Шрифт:
Интервал:
Закладка:
А потом однажды вечером следующей зимой, когда я стоял в родильной палате, наблюдая, как появляется на свет Роза, перемазанная кровью Астрид, мне вдруг показалось, что одновременно с этим рождением появляется на свет и мое внутреннее «я». Пока Астрид, крича от боли, выпрастывала из своего тела ребенка, сформировавшегося внутри нее, я чувствовал, что наконец преодолел не дававшую мне покоя дистанцию и моя любовь больше не была всего лишь чувством, вопросом, жестом в пустоте, а превратилась в нечто, возникшее между нами, и лишь теперь, набрав воздуха в легкие, возвестила о себе громким криком.
Наши первые годы прошли словно в дымке усталости и счастья, дни и месяцы утратили свое очертание, растворились в головокружительной, неустанной спешке. Думая о них, я вспоминаю их не в виде устоявшихся, остановившихся мгновений, а как движения на месте, всегда на одном и том же месте. Наши первые годы были как бы просветом в беспросветности времени, и мне помнится мое тогдашнее ощущение, как будто я после долгого блуждания среди деревьев в глухом лесу по едва заметным, заросшим тропкам наконец вышел к свету и снова увидел небо. Я и вправду стал думать, что ждал встречи именно с Астрид, сам не подозревая, что это она. Я стал думать, что наконец нашел свое место, что здесь мне и следует находиться.

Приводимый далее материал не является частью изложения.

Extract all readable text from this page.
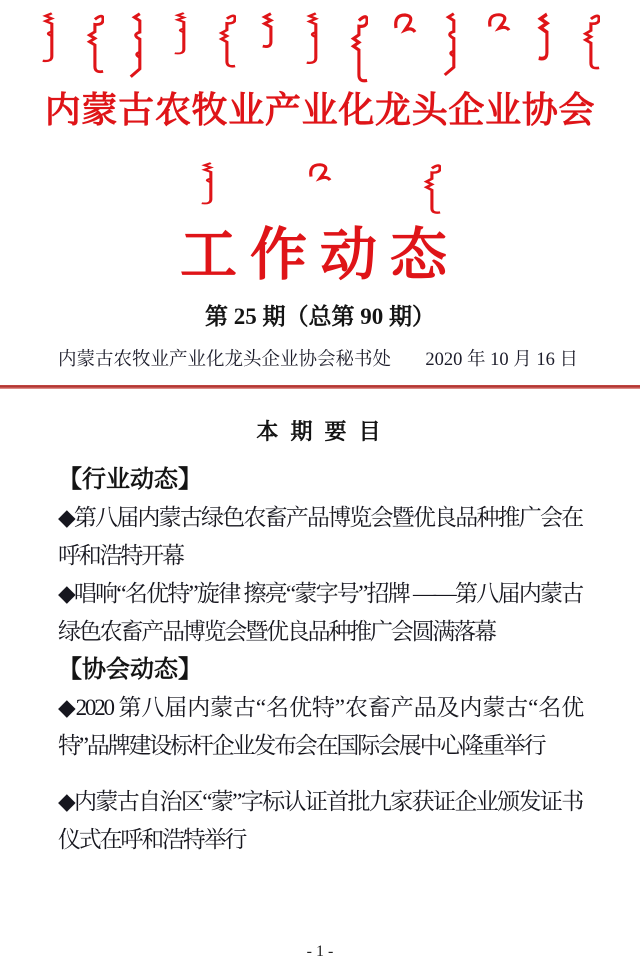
内蒙古农牧业产业化龙头企业协会
工作动态
第 25 期（总第 90 期）
内蒙古农牧业产业化龙头企业协会秘书处 2020 年 10 月 16 日
本 期 要 目

【行业动态】

◆第八届内蒙古绿色农畜产品博览会暨优良品种推广会在呼和浩特开幕

◆唱响“名优特”旋律 擦亮“蒙字号”招牌 ——第八届内蒙古绿色农畜产品博览会暨优良品种推广会圆满落幕

【协会动态】

◆2020 第八届内蒙古“名优特”农畜产品及内蒙古“名优特”品牌建设标杆企业发布会在国际会展中心隆重举行

◆内蒙古自治区“蒙”字标认证首批九家获证企业颁发证书仪式在呼和浩特举行

- 1 -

Дни сливались воедино, и казалось, будто это был все время один и тот же день, один и тот же вечер, плавно перетекавшие друг в друга. Я больше не подгонял нетерпеливо бег времени и не ждал, чтобы время перенесло меня куда-нибудь в другое место. Дни походили один на другой, шло время, а когда минул еще год, я снова удивился тому, что перемены явились плодами повторения, можно сказать, выросли из повторяющейся круговерти повседневности. Изо дня в день мы занимались одним и тем же, а Роза и Симон между тем подрастали, и год за годом на нежных детских личиках все явственнее проступали будущие черты взрослых людей. Мы обменивались теми же словами и ласками, а между тем регистр тональностей и нюансов все ширился, пока наконец любой беглый взгляд, едва заметное касание, наполовину высказанное замечание не стали приобретать особый смысл, понятный только нам. Всякий раз, когда мы снова сидели с детьми за обеденным столом, всякий раз, когда мы опять любили друг друга, наши слова, улыбки и жесты вбирали в себя все минувшие вечера и ночи, их повторение, отражающее бег времени. Дни не зачеркивали, не поглощали друг друга, они сливались во все тот же спокойный ритм расставаний и встреч, хлопот и сна, как будто мы разбили лагерь посреди самого времени. Иногда я скучал, но скука больше не проявлялась болью из-за того, что повторение притупляет мой взгляд и мои мысли. Моменты скуки превращались в размышления над неприметным обликом привычных деталей, отблеска солнца на стене брандмауэра, видимого из кухонного окна, хруста шелухи луковицы в моих руках, капель воды, скопившихся под водопроводным краном, фокусировавших свет, а затем серебристой кометой устремлявшихся на дно серой жестяной раковины. Это, собственно, не было скукой, а, скорее, долгим бездумным отдыхом посреди тягот, которые я снова и снова преодолевал в течение дня, и в этом отдыхе я черпал силу для дальнейших действий и движений. Много часов подряд я не вспоминал о себе, то меняя Розе пеленки, то читая вслух Симону, то сидя у себя в кабинете за письменным столом и наблюдая, как рождаются на бумаге слова, то лежа в постели с Астрид и чувствуя, как она загорается желанием от ласки моих рук. Что-то постоянно извне захватывало меня и отвлекало от одиночества, от самого себя, вовлекая в круговорот событий.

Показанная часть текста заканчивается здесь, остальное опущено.